I did the best that I could with my children, trying to protect them from him. So why did I need new "tools"? They had really good grades, they were in honors classes. My son had just gotten a full scholarship to college based on academics alone. So why would anyone say anything to me. I was doing my best, I was actually surviving one day to the next for them. I was so, so angry at him.

Thing is, I needed to stop looking at my hurt back then, and I needed to start looking at their hurt then. I didn't do this. I was too blind with rage at him.

I'm also ACOA. (adult child of alcoholic). I would strive for perfectionism. I always got good grades. I was also drinking from the time I was 15 to numb the pain that I was feeling from my home life. All I ever heard was fighting in my home. I never felt safe to be there. I didn't want to be there, and I was self medicated to escape being there. I just wanted normal, but I didn't know what normal was. I just wanted the pain to go away.

No one here is judging you. I think many of us have gone through what you are going through, or perhaps going through the same hell now.

I can't tell you what to do either.
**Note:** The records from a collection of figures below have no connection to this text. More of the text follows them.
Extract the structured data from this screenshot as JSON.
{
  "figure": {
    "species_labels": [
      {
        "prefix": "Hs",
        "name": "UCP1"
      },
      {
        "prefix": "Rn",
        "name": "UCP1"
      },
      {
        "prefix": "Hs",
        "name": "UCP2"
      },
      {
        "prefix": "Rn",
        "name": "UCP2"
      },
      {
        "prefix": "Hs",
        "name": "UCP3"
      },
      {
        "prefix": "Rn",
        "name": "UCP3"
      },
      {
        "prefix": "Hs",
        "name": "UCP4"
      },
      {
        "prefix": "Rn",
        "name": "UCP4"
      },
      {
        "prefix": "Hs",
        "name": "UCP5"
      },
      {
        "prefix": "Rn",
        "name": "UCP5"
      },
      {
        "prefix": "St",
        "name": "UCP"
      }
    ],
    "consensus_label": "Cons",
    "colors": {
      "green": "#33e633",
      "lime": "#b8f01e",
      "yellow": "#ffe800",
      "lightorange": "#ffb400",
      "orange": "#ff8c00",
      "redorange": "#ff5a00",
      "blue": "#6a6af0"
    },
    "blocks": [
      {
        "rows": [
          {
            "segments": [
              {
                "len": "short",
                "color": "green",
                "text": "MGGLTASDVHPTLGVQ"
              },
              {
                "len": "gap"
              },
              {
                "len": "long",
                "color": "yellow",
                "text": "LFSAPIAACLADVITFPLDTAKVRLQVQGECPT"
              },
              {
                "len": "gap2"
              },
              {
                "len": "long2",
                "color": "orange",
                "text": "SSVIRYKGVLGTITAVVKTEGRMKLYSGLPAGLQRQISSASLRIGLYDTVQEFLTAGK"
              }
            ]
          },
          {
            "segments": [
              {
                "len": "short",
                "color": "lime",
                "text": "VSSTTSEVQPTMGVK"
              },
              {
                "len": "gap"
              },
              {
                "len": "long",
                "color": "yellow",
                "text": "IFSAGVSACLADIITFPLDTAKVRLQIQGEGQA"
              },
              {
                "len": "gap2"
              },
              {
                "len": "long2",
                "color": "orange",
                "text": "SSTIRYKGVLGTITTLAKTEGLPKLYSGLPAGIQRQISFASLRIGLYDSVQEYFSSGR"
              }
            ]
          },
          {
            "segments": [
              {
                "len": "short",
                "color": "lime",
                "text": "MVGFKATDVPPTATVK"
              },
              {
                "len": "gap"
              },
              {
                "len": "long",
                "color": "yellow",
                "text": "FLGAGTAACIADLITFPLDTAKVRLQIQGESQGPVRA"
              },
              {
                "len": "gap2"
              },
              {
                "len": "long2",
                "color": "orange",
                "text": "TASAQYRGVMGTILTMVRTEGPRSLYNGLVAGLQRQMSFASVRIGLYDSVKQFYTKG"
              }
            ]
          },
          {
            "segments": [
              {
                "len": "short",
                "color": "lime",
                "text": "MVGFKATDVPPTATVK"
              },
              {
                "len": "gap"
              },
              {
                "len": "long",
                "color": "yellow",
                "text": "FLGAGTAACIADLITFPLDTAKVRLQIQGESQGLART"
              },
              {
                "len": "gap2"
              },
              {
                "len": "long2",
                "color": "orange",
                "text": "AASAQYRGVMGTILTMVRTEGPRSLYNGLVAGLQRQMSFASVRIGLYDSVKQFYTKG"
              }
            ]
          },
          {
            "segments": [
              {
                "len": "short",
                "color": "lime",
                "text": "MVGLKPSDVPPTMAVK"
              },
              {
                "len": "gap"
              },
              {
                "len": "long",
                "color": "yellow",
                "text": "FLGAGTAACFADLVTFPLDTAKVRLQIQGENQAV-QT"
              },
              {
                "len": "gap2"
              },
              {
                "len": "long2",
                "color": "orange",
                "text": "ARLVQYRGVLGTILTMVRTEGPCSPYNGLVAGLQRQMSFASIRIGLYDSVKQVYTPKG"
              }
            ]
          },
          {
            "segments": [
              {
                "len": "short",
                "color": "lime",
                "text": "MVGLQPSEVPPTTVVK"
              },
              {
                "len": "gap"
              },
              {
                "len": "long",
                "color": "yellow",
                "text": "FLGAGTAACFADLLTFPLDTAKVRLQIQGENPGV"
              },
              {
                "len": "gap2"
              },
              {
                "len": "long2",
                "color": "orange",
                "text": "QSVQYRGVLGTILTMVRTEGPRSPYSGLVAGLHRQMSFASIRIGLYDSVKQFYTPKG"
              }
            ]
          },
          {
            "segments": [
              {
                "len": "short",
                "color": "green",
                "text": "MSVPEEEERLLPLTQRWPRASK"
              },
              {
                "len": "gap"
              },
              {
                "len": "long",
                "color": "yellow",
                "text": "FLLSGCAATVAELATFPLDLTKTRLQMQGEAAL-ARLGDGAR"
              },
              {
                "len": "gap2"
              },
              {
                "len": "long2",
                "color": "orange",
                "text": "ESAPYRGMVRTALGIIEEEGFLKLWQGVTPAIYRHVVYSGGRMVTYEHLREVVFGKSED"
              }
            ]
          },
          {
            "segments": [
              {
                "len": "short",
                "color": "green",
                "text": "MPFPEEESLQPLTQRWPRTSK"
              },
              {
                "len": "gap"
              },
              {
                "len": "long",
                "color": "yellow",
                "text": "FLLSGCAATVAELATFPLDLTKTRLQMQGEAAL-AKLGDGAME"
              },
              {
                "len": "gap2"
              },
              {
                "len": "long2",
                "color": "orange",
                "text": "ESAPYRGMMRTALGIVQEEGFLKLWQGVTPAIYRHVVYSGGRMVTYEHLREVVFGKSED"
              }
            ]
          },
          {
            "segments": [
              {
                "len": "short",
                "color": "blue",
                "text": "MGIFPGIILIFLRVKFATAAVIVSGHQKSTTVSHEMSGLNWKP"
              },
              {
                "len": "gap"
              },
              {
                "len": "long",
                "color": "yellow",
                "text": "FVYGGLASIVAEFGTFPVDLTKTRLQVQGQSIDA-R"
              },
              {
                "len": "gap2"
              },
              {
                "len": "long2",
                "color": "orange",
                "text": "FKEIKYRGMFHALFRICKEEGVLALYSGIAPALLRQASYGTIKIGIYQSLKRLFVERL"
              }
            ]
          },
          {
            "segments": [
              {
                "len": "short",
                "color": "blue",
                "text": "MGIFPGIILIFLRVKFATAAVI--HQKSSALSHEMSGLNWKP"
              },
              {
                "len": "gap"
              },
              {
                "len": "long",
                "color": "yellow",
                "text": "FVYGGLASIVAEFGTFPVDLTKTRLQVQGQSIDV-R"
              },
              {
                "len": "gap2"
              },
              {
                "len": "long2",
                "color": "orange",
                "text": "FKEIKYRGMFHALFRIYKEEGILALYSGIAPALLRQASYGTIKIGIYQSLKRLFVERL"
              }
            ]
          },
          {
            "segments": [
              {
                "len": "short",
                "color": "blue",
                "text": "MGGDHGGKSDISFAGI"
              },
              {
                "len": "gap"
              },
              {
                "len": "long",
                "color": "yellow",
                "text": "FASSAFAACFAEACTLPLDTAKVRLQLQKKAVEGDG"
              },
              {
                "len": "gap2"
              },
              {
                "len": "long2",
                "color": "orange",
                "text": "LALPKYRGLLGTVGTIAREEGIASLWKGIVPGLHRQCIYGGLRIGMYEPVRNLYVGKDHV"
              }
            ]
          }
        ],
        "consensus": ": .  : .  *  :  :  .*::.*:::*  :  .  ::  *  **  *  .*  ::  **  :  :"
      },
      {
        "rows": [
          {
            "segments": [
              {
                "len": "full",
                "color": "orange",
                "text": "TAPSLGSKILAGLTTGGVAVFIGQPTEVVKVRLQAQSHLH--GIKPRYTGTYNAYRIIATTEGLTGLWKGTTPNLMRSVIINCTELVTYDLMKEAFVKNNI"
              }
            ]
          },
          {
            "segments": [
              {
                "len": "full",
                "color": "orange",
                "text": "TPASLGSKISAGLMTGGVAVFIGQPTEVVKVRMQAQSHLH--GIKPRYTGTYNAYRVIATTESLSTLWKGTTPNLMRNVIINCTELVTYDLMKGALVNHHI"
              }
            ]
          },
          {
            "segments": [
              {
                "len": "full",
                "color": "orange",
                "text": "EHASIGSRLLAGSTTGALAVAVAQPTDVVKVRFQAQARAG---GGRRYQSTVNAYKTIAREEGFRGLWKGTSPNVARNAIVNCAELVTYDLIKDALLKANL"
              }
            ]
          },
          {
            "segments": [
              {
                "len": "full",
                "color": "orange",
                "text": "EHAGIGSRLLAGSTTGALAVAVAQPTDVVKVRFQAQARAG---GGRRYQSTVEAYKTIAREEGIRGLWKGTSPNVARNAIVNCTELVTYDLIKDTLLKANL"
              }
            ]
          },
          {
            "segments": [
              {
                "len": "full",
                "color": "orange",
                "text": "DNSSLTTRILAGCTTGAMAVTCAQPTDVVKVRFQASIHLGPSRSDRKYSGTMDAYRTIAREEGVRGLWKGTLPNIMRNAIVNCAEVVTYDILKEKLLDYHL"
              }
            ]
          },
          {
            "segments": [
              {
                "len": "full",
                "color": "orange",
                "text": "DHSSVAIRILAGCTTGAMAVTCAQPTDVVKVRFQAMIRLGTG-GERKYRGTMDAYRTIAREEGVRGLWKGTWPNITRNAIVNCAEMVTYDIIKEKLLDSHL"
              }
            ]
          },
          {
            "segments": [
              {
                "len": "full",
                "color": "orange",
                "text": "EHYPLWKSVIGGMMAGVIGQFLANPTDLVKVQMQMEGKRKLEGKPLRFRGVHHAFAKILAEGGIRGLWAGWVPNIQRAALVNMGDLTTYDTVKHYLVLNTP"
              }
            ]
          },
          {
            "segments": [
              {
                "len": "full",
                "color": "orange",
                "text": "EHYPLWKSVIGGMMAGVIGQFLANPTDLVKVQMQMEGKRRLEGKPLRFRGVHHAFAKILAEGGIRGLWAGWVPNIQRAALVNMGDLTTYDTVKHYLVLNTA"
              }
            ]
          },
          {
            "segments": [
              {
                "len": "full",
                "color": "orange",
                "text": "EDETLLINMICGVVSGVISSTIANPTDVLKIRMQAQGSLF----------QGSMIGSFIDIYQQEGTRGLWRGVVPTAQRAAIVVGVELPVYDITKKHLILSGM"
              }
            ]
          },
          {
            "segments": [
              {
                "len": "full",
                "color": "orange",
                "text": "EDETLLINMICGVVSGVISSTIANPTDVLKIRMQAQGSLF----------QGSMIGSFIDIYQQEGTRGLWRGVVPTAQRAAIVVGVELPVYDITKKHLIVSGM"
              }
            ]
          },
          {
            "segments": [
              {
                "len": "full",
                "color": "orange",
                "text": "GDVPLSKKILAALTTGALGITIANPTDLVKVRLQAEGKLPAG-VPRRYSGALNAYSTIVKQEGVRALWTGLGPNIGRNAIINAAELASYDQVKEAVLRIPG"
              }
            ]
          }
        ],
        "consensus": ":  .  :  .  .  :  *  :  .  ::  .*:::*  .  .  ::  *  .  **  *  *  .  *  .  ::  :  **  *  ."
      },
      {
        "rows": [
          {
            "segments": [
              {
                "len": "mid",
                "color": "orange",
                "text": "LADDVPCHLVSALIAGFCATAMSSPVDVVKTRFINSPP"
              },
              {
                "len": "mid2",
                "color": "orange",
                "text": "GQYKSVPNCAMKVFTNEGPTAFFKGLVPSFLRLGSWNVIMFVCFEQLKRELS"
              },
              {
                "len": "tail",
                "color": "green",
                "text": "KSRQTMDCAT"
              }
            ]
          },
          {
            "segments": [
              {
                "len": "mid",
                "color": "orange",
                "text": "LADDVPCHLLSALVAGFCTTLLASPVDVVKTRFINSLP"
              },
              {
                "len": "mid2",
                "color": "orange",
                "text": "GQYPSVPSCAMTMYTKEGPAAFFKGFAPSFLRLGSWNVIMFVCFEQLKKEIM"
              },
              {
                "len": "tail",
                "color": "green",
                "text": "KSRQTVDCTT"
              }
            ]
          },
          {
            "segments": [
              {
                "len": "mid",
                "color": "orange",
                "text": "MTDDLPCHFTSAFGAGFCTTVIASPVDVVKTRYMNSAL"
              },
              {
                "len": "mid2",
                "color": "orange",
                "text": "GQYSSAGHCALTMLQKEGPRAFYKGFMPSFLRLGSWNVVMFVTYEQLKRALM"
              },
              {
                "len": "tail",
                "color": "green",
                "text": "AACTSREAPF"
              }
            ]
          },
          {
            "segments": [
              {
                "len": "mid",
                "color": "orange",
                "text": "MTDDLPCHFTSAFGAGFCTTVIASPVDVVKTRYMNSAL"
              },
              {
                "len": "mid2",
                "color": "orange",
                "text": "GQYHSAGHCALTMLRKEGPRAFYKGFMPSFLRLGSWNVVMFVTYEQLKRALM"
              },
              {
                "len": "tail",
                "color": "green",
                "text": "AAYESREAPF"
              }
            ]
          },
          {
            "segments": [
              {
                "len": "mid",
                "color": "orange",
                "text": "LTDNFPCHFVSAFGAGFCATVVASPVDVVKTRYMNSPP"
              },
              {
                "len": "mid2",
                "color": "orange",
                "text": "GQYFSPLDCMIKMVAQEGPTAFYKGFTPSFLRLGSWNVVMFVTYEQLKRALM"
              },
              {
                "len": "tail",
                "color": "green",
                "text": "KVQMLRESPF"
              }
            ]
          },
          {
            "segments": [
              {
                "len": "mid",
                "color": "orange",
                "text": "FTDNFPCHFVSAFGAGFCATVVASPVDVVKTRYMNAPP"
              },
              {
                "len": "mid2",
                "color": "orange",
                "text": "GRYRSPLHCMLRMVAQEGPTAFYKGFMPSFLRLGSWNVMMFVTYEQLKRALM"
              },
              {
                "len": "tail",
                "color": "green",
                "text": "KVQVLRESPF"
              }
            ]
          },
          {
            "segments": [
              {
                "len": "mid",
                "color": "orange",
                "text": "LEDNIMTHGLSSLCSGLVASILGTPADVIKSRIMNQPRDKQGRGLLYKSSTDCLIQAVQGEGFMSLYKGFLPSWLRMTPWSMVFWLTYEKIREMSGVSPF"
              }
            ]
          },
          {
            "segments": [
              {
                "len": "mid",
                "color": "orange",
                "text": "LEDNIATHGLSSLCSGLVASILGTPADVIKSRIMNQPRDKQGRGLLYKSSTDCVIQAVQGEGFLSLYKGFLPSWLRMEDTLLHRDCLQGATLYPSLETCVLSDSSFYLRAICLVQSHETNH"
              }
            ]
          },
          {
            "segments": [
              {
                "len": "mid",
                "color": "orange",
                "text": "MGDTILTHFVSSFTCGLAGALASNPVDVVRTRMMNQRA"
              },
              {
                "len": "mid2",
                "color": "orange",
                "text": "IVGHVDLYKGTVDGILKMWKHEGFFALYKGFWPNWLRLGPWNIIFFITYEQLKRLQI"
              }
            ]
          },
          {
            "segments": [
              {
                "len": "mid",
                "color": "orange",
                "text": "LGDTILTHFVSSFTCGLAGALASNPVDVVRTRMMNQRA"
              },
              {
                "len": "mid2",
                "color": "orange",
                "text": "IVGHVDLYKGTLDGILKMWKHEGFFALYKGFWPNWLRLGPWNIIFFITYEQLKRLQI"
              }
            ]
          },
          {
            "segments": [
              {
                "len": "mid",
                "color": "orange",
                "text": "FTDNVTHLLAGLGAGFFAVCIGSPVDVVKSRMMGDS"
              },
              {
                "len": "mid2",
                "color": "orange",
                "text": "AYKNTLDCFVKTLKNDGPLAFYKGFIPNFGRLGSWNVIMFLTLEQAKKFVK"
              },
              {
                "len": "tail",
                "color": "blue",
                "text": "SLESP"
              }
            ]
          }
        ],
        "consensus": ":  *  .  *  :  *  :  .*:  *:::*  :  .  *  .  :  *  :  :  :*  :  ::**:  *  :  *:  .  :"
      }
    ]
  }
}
I doubt if I would have listened with all of the anger that I felt.

What I do know now, is that I invested too much of my time trying to change my ex. I wasn't seeing things that were right in front of my eyes. My children started to drink at an early age, I was even blind to that. They had friends coming over that would leave cases of beer by the basement window, and then they would come in the front door. I never noticed this because I was blind with rage. All I was ever seeing was that I wanted justice for me. I wanted everyone to agree with me !!!!!

I wanted, needed him to change so bad because then everyone would see that it wasn't me.

My son was drinking because he was afraid to go off to college and to leave me alone with him, my daughter was drinking because she just didn't want to hear the fighting. Yet, both excelled in school because they didn't want to hear his mouth.

I really am hoping that you begin to take your focus off of your H's drinking and start to listen to the cry of pain from your children. A 15 yr old drinking and bringing it to school is not experimenting, it's a cry of pain.

Meet with CPS, don't be defensive, ask for their opinion, and ask what they think would be the best for your children. Don't depend on your ex for anything. I don't care if he detox'd or not. That means nothing.

Someone here needs to care about what is the best for the children. It's not going to be your H. I really wish now that I could have forseen the future while I was hiding in the garage and sleeping in the car.